A lot has been made about Rogue One: A Star Wars Story, the first “stand-alone” Star Wars film, being the grittiest and darkest of the overall franchise, and this isn’t unfounded. There is darkness. There is grit. There is even standing alone. However, where Star Wars: The Force Awakens was set amid fire and ice, Rogue One is set on the galaxy’s version of Hawaii, and one can’t help but assume that as soon as the fighting is over somebody is going parasailing.
The movie is a story in two parts: The first is spent methodically establishing plot points and connecting them. The second blows everything into space bits. As a whole, the film tells a fluid tale of good standing up against evil, despite overwhelming odds—as well as the doing of what’s right, because what’s right needs to be done.

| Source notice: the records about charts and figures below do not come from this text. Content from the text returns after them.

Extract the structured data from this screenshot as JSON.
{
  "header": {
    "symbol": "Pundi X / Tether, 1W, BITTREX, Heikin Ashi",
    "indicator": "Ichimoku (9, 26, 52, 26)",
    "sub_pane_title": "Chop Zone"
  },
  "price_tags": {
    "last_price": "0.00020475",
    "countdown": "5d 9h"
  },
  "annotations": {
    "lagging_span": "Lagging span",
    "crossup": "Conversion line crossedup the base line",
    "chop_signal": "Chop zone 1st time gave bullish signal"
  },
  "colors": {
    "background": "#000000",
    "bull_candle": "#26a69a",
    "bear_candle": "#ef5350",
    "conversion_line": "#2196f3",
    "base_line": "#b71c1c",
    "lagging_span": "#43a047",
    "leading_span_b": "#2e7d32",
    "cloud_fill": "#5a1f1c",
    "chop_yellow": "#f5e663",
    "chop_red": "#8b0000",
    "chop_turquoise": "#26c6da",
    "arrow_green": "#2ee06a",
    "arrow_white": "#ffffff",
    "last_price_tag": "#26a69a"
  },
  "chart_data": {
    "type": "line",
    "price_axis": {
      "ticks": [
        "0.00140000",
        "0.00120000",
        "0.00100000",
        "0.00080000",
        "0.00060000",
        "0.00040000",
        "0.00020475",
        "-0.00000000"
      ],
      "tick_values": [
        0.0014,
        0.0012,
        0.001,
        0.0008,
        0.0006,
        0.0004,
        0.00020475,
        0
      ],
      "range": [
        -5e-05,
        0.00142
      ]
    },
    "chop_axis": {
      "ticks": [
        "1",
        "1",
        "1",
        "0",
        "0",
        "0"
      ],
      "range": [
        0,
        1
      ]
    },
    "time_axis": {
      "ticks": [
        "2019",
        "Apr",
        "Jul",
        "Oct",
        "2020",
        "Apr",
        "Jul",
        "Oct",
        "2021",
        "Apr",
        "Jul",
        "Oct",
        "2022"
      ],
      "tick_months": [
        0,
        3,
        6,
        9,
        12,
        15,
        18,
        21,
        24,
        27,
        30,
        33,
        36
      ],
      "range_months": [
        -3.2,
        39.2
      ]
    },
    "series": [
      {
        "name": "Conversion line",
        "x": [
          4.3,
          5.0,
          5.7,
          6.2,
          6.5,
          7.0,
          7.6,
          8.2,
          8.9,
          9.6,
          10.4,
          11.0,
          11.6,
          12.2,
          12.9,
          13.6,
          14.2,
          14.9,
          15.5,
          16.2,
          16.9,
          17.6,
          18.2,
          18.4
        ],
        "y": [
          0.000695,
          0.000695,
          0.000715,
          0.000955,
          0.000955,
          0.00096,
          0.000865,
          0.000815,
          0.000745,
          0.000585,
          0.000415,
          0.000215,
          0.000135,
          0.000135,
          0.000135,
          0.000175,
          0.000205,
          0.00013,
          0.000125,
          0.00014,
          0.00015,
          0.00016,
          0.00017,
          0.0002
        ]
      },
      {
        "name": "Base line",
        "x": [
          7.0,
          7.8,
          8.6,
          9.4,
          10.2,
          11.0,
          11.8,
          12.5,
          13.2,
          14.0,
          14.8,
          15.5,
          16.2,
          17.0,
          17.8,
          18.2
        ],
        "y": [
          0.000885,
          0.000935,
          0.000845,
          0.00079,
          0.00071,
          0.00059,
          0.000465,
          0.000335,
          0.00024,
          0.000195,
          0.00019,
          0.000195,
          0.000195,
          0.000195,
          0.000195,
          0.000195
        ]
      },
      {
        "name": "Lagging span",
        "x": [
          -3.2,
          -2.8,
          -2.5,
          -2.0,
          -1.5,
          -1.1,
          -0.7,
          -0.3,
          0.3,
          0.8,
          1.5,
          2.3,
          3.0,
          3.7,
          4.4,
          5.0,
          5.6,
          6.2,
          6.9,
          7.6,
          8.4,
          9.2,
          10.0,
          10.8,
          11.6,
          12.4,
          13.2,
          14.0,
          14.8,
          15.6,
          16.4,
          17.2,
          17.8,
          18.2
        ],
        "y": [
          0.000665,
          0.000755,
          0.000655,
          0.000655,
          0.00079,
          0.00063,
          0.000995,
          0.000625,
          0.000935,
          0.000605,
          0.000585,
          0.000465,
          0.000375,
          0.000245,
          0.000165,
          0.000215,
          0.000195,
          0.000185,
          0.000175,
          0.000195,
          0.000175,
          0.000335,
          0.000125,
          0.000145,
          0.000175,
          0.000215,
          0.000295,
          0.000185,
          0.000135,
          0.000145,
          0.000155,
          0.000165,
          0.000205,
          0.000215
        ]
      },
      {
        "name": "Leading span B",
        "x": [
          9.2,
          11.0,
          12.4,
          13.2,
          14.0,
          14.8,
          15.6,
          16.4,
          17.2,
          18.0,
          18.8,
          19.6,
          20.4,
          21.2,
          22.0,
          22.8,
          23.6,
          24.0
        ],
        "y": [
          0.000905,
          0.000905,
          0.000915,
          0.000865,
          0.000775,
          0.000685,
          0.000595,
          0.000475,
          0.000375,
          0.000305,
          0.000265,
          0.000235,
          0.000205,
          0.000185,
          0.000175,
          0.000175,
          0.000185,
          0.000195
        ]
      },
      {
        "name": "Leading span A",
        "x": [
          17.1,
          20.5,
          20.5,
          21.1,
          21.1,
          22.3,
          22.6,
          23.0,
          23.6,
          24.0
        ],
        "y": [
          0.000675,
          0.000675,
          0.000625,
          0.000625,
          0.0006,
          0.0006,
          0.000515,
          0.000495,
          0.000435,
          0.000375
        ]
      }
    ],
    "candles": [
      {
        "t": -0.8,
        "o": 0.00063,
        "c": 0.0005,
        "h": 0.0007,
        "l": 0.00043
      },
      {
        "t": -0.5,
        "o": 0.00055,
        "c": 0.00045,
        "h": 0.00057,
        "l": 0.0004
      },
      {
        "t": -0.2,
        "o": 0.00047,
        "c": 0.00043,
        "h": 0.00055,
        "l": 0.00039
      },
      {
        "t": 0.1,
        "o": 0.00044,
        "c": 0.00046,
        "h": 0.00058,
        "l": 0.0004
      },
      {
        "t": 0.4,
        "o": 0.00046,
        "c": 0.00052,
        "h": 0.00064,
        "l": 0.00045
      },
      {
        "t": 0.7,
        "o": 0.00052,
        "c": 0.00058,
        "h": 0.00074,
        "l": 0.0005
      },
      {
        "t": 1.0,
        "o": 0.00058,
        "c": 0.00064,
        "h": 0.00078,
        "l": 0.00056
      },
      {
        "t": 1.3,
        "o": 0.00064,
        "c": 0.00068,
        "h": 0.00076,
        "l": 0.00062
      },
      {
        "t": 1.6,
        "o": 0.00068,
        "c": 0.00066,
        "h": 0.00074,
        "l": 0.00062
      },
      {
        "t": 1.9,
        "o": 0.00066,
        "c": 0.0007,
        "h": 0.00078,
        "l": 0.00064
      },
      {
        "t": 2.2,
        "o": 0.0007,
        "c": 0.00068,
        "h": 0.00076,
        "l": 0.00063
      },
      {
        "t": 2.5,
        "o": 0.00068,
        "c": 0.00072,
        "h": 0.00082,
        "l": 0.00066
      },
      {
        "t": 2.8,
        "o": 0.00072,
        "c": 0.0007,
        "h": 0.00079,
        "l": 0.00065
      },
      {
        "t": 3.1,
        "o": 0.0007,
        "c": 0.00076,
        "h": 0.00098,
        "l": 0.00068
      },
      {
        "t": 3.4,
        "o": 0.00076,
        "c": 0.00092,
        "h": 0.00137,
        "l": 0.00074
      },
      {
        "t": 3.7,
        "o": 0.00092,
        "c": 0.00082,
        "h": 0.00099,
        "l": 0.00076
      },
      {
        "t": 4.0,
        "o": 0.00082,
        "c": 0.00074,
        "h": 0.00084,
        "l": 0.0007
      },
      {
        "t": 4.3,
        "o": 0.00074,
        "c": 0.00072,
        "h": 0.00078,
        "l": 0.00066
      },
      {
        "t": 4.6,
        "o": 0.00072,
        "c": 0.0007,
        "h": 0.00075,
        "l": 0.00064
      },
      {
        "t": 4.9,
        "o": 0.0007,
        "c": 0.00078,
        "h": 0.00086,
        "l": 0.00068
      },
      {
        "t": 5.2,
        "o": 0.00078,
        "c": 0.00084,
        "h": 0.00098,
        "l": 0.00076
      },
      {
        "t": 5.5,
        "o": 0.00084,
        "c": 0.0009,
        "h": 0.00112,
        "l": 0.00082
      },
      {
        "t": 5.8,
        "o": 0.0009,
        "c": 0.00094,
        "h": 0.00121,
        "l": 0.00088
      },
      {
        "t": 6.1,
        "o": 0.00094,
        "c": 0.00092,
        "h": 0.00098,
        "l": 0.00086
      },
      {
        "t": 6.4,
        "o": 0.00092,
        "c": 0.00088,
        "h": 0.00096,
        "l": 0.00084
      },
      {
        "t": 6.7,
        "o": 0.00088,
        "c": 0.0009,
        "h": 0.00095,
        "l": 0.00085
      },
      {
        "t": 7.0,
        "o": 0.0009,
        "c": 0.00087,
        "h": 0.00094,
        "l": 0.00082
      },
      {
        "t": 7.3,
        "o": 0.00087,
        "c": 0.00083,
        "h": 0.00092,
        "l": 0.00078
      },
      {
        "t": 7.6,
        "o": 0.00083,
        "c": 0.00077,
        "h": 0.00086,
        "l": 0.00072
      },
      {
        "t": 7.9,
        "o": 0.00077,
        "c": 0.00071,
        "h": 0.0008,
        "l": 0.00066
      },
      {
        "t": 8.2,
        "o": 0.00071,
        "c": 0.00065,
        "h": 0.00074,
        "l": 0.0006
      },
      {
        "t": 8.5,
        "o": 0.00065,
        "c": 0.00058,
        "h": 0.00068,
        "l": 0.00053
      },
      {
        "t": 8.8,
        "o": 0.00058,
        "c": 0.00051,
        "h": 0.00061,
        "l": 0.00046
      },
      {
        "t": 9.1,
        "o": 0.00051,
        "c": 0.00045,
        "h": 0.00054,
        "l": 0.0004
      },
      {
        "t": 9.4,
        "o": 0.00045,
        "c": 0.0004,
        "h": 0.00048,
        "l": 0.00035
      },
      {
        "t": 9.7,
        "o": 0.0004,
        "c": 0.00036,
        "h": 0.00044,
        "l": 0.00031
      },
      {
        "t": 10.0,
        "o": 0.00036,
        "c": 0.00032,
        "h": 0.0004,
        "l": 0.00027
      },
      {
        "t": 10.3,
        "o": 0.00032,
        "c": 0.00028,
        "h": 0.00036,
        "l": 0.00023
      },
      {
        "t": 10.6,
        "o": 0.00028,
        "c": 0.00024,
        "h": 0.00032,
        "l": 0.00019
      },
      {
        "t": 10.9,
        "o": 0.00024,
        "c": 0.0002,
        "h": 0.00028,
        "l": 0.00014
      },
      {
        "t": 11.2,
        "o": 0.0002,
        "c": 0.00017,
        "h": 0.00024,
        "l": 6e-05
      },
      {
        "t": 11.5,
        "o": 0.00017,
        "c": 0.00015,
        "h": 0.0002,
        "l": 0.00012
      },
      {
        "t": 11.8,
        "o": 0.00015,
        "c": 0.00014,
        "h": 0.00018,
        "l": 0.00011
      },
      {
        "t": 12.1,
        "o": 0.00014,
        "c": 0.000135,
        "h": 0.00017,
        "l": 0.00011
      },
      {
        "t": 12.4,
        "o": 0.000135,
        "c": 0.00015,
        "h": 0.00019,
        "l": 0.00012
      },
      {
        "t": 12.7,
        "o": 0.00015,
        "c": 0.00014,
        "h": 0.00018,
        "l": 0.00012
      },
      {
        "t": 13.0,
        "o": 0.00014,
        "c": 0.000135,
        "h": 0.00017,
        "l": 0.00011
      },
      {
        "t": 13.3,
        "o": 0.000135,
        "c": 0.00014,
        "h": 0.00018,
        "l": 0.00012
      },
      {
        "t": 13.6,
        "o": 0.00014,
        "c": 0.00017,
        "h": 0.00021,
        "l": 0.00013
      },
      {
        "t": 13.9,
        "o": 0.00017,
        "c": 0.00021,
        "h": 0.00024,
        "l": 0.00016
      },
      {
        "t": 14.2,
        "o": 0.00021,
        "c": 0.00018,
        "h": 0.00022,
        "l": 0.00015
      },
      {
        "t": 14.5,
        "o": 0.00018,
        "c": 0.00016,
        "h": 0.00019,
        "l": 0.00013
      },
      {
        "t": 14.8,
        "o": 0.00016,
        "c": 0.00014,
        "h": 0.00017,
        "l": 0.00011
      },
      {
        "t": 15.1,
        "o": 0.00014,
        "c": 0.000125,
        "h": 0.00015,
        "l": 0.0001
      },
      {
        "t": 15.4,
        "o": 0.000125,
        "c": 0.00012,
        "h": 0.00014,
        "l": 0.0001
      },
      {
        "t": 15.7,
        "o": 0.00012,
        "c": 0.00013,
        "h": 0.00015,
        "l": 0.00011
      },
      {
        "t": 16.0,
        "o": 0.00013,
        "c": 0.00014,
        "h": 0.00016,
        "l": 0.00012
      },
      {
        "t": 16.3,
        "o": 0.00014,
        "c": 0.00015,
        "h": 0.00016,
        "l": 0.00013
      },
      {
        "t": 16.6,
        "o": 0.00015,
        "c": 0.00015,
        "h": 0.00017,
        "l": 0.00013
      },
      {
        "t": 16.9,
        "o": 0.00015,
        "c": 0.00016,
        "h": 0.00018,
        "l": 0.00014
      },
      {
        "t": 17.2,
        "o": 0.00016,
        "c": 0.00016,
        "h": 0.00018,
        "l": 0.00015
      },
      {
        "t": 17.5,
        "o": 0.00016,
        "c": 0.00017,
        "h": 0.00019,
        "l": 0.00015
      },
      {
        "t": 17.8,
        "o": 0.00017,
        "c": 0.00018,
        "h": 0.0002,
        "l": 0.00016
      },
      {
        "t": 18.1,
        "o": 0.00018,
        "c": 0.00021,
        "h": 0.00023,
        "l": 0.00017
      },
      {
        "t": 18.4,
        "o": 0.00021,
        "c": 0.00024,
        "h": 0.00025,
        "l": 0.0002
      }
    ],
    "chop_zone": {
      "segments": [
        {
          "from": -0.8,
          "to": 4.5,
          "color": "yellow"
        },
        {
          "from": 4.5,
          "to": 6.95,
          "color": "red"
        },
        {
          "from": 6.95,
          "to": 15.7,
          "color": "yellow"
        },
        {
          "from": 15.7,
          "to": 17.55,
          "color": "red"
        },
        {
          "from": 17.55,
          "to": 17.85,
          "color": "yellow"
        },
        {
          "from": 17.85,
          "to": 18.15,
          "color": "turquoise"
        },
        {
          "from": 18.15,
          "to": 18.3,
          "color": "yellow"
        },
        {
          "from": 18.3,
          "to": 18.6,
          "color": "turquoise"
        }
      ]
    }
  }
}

The vast majority of the characters are new to the Star Wars universe, many of them destined to become fan favorites, with at least one becoming a late addition to holiday wish lists everywhere. Maybe two.
Rogue One: A Star Wars Story is sandwiched between the animated Star Wars Rebels series and Star Wars: A New Hope. You know how it ends, but you may have a few questions about the journey, especially parents concerned about the PG-13 rating. Here are some answers:
Positive themes: Rebellion gets a bad rap, and, granted, rebels can work in some fairly gray areas (that is very much the case here). But in Rogue One, we’re talking “for the greater good” stuff. That said, the means are more or less justified by the end, and along the way we are treated to an arc of trust and friendship that unites differences and inspires acts of sacrifice and bravery. Also, heroes aren’t just white dudes—women and people of color can bring it (obviously).
Violence/scare factors: There is a lot of fighting. Bad guys die. Good guys die. Apparently Stormtroopers used to have better aim. There isn’t any gore or blood, but there is plenty of heartache.
Sex/romance: There is only one scene with any sort of romance, and it isn’t going to embarrass anyone.
Bad language: Not even a “nerf herder.”
Rogue One: A Star Wars Story might be a bit heavy, but there is enough humor and bright beach activity that kids will probably be okay with it. The film is very entertaining, offering plenty for diehards while still allowing for those who are less familiar. Younger kids may be a bit bored in the beginning and/or a little overwhelmed toward the end, but the rest of the family should be happy with this (Rogue) one.